The subwoofer delivers the lowest bass notes in the music from the lowest frequencies audible, up to around 60-150Hz. They give the music its low-end "punch". In the Dolby Digital 5.1 format, the ".1" channel is dedicated solely to the subwoofer. Usually only one subwoofer is required for a system and typically, it is installed in the rear of a car (usually in the boot). Woofers, and in particular subwoofers, give you a sound you can actually feel. There is no mistaking the bone-shaking doof-doof thump of big bass woofers.
The power behind the music
A serious upgrade of your car's audio will put a drain on its electrical system, draining your car's battery faster than the alternator can charge it. If you're going to install high-power audio system components, you will need to upgrade the alternator and probably the car battery.
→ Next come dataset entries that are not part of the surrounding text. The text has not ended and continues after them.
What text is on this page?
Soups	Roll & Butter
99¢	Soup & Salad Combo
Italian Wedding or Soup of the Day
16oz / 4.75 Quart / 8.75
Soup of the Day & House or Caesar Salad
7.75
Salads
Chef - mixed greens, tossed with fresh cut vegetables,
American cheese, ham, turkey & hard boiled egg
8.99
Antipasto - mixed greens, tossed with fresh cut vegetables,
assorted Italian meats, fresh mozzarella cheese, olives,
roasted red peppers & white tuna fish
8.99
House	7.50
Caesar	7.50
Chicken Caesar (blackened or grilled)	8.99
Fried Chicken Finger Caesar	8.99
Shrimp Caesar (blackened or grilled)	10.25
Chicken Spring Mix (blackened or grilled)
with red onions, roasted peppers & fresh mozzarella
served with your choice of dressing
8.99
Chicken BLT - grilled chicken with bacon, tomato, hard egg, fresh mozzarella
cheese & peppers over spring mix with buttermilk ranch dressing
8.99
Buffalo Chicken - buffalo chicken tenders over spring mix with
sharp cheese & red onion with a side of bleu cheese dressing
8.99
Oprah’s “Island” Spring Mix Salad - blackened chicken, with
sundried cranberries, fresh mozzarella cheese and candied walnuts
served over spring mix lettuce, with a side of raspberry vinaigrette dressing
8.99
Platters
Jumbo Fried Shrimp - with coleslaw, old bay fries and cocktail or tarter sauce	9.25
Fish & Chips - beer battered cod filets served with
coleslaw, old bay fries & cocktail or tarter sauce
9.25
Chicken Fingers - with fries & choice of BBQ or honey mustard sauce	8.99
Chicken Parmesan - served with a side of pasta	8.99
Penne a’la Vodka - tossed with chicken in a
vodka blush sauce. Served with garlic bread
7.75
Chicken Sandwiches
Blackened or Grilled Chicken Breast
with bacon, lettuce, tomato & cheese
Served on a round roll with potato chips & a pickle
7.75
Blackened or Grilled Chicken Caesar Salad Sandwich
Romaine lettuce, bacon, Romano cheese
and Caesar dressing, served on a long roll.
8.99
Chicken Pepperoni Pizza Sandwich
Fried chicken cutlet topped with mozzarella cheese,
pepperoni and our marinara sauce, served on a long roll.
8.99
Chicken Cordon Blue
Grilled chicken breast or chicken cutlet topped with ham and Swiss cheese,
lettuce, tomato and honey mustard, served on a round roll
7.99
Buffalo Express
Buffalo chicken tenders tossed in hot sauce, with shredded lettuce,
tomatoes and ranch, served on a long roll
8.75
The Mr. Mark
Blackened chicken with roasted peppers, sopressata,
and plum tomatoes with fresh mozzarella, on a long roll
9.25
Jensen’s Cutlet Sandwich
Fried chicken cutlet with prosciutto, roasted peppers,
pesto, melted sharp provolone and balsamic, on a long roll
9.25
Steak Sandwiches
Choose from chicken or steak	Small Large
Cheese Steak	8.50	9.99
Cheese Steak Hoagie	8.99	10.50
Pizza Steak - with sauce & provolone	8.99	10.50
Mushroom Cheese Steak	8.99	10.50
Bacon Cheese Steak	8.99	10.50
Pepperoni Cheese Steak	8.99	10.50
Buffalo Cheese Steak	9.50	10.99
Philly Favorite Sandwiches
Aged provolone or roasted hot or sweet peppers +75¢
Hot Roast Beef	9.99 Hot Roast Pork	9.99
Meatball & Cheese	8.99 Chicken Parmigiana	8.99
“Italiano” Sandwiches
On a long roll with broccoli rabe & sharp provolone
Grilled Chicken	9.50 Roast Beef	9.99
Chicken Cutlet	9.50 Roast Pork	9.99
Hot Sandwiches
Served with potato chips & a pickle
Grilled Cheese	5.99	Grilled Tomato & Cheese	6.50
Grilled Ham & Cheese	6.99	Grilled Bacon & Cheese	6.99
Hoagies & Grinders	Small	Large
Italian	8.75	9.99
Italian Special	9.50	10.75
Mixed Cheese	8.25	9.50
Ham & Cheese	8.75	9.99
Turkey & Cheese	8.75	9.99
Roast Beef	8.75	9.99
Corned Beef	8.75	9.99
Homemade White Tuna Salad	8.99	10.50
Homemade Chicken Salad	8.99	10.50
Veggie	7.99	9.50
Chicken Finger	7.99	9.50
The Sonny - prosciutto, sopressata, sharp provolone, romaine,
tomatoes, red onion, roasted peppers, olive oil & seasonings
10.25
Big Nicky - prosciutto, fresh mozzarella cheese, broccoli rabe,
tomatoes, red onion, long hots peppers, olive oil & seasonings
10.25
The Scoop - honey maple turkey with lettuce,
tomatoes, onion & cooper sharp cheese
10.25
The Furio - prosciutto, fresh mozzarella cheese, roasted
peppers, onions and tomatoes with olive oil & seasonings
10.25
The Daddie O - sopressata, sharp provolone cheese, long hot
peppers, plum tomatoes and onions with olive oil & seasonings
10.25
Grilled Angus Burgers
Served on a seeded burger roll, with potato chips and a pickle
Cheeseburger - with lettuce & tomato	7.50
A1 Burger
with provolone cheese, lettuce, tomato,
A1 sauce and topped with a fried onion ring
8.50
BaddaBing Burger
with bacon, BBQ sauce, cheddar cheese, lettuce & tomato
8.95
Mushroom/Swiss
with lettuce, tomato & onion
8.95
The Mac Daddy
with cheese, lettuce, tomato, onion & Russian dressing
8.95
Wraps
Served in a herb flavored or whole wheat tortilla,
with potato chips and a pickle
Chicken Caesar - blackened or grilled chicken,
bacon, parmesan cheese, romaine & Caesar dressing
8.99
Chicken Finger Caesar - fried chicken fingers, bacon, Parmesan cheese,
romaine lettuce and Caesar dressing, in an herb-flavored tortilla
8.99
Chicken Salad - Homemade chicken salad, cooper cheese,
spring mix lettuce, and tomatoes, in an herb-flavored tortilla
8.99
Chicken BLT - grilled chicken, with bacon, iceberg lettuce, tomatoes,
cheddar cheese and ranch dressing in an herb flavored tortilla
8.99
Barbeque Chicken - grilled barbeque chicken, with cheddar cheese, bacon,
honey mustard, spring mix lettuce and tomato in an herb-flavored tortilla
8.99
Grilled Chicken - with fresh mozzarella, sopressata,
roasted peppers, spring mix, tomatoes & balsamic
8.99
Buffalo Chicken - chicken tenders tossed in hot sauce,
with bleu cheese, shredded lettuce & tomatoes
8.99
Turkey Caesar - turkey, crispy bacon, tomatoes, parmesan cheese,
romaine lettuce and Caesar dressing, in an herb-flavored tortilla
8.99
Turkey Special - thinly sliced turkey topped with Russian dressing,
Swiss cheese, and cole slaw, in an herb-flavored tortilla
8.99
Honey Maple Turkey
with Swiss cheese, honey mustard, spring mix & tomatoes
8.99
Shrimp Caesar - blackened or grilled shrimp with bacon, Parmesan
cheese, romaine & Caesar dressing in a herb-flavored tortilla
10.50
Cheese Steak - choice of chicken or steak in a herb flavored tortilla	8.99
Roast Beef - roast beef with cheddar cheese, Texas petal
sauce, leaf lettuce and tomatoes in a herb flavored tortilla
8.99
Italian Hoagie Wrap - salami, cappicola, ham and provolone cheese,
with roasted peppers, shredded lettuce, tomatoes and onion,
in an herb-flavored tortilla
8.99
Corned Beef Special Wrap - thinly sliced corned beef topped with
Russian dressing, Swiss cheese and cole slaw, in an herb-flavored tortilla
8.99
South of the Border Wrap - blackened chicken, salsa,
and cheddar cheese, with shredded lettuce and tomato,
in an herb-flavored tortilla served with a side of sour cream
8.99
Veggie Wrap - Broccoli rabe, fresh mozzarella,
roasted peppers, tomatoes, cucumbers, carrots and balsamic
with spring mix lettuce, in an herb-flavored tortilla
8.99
If you want to amp your car up to power your next party, adding an extra battery (or, in extreme cases, banks of them) will let you party-on for long periods without running the engine.
Add it all up
It sounds like common sense, but whether you are going for a "kit" system from one particular manufacturer or whether you want to mix and match your head unit, amplifier, speakers and sub-woofer, along with other components, it is easy to get carried away with the looks and sounds and forget to double-check the specifications to make sure the figures all add up.
Doing your homework before forking out for your car audio components can save you a lot of hassle and help you make the sound decisions you need so you and your car can make sweet music together.